PAT: Pattern-Perceptive Transformer for Error Detection in Relational Databases
Jian Fu, Xixian Han, Xiaolong Wan, Wenjian Wang
TL;DR
PAT introduces an attribute-aware Pattern-Perceptive Transformer for error detection in relational databases. It uses a Quasi-Tokens Arrangement (QTA) tokenizer to produce fixed-size data tokens and interleaves them with learnable attribute-pattern tokens, enabling joint learning of shared data features and attribute-specific patterns with embeddings of dimension $D$ across $N$ tokens. The method achieves superior F1 on diverse real-world and synthetic datasets and reduces parameters and FLOPs with a compact QTA mode (vs standard multi-detector or large LLM baselines). It also provides attention-based explanations to locate and potentially repair erroneous cells, enhancing data cleaning and assessment workflows.
Abstract
Error detection in relational databases is critical for maintaining data quality and is fundamental to tasks such as data cleaning and assessment. Current error detection studies mostly employ the multi-detector approach to handle heterogeneous attributes in databases, incurring high costs. Additionally, their data preprocessing strategies fail to leverage the variable-length characteristic of data sequences, resulting in reduced accuracy.
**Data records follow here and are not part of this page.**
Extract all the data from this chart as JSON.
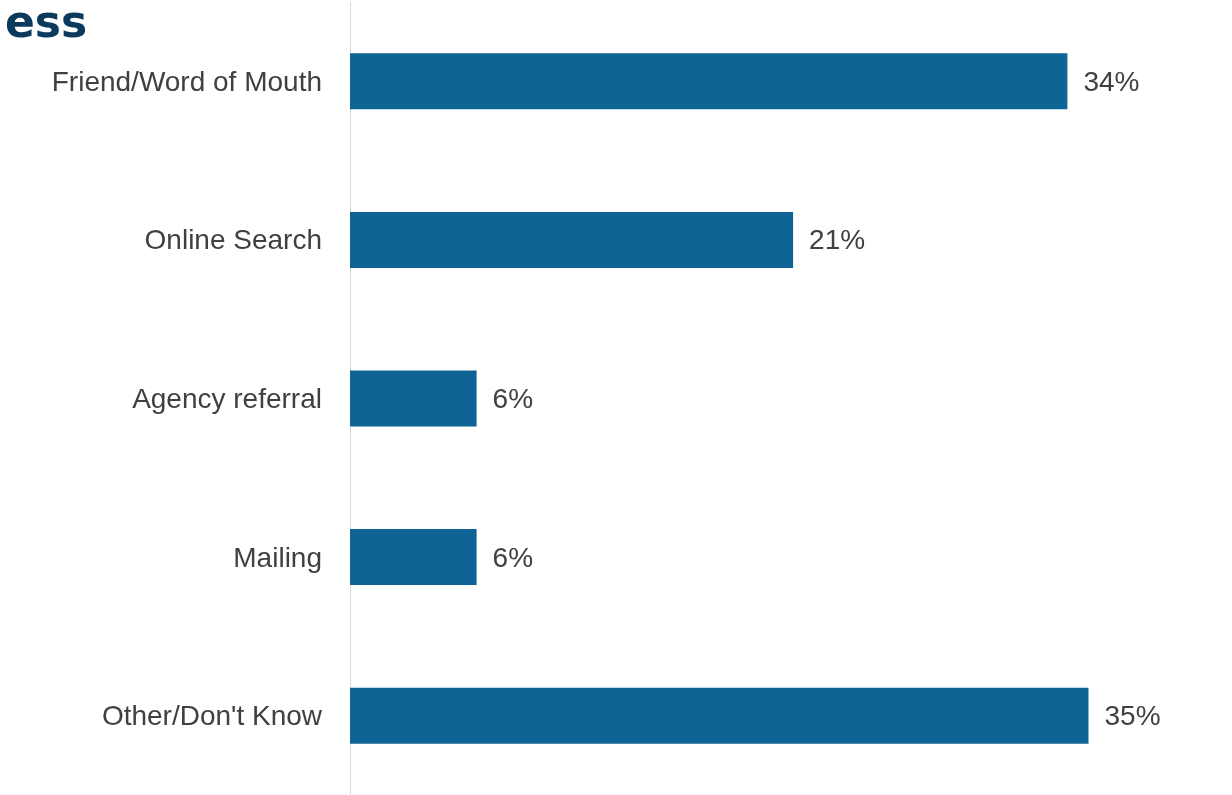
{
  "chart_data": {
    "type": "bar",
    "orientation": "horizontal",
    "title": "ess",
    "categories": [
      "Friend/Word of Mouth",
      "Online Search",
      "Agency referral",
      "Mailing",
      "Other/Don't Know"
    ],
    "values": [
      34,
      21,
      6,
      6,
      35
    ],
    "value_labels": [
      "34%",
      "21%",
      "6%",
      "6%",
      "35%"
    ],
    "color": "#0e6494"
  }
}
In this paper, we propose an attribute-wise PAttern-perceptive Transformer (PAT) framework for error detection in relational databases. First, PAT introduces a learned pattern module that captures attribute-specific data distributions through learned embeddings during model training. Second, the Quasi-Tokens Arrangement (QTA) tokenizer is designed to divide the cell sequence based on its length and word types, and then generate the word-adaptive data tokens, meanwhile providing compact hyperparameters to ensure efficiency. By interleaving data tokens with the attribute-specific pattern tokens, PAT jointly learns shared data features across different attributes and pattern features that are distinguishable and unique in each specified attribute. Third, PAT visualizes the attention map to interpret its error detection mechanism. Extensive experiments show that PAT achieves excellent F1 scores compared to state-of-the-art data error detection methods. Moreover, PAT significantly reduces the model parameters and FLOPs when applying the compact QTA tokenizer.